Un amico speciale

Qualche anno fa, durante una gara di nuoto, ho capito per la prima volta cosa significa “essere diversi”.

Era una domenica, il sole splendeva in cielo, le nuvole erano avvolte nello zucchero filato ed io stavo andando alla mia prima gara di nuoto, il cuore batteva mille volte più forte di sempre.

Alla fine della gara ero fiera della medaglia ma sentivo che qualcosa in particolare mi aveva colpito: in quel momento mi resi conto che avevo gareggiato con la mia compagna di spogliatoio, che, nonostante le sue difficoltà, non riuscendo a camminare, si era fatta avanti, aveva avuto il coraggio di entrare in acqua e nuotare insieme a noi, incoraggiata da un potente applauso.

In quel momento l’aria era piena di emozioni.

Voi vi chiederete perché sono andata a toccare proprio questo argomento?

Il motivo è molto semplice: in classe abbiamo un amico speciale che sin dalla nascita ha avuto una serie di disagi.

Apparentemente è come tutti noi, può camminare, può correre, è autonomo nel mangiare ma probabilmente il suo cervello non ha avuto uno sviluppo normale.

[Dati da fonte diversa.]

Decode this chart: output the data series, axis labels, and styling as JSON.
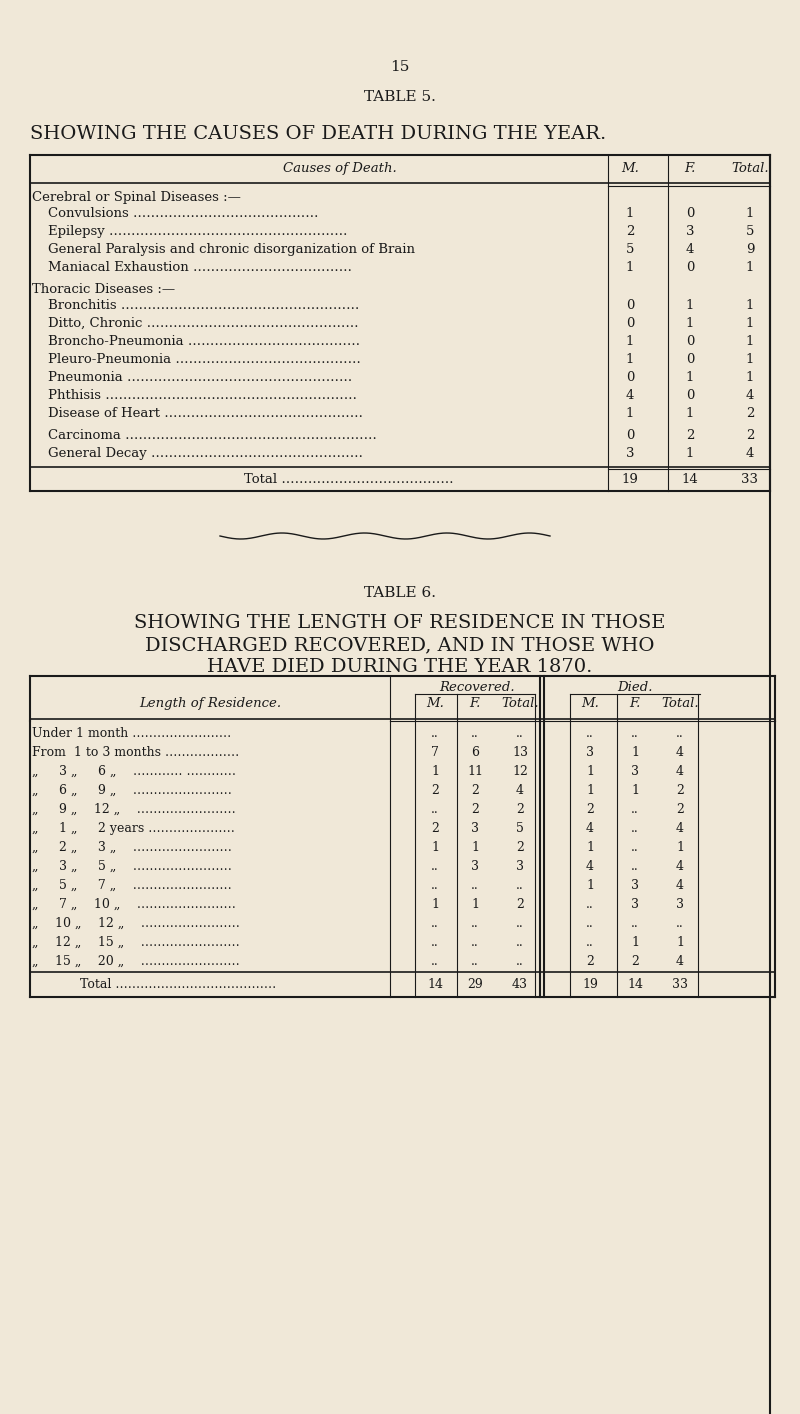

Ha, infatti, difficoltà nel comprendere e nell’esprimersi: non riesce a formulare frasi di senso compiuto ed usa la mimica per far capire meglio cosa vuole dire o di cosa ha bisogno.

Il nostro compagno ha un udito particolare: sente i suoni in modo amplificato, fino ad avvertire fastidio.

In questi anni, mentre noi imparavamo a leggere, scrivere, a far di conto, il nostro “amico speciale”, guidato da una “maestra speciale”, imparava a ripassare i tratteggi delle letterine, a riconoscere le forme geometriche e le grandezze, ad usare le paroline magiche per chiedere qualcosa gentilmente.

Soprattutto ha imparato a convivere con noi e noi con lui. Nel tempo siamo riusciti a comprendere come aiutarlo in situazioni semplici, ma per lui più complicate come ad esempio, capire se buttare la buccia della banana o la bottiglietta d’acqua ancora piena.

È stato un piccolo maestro che ci ha insegnato ad essere più pazienti, meno rumorosi e soprattutto più rispettosi verso chi è diverso, imparando a non discriminarlo.

Da lui ho capito che anche queste persone possono avere una propria intelligenza, ad esempio il mio amico è il “genio del puzzle” perché riesce a completare anche quelli difficili, con minuscoli pezzi, in breve tempo.

Anche lui ha le sue capacità e abilità.

Penso di essere fortunata a vivere quest’esperienza, perché mi ha fatto riflettere sulla parola “diversità”: una persona diversa non va rifiutata ma compresa, aiutata e curata con affetto.

Solo in questo modo possiamo apprendere la lezione più importante della vita.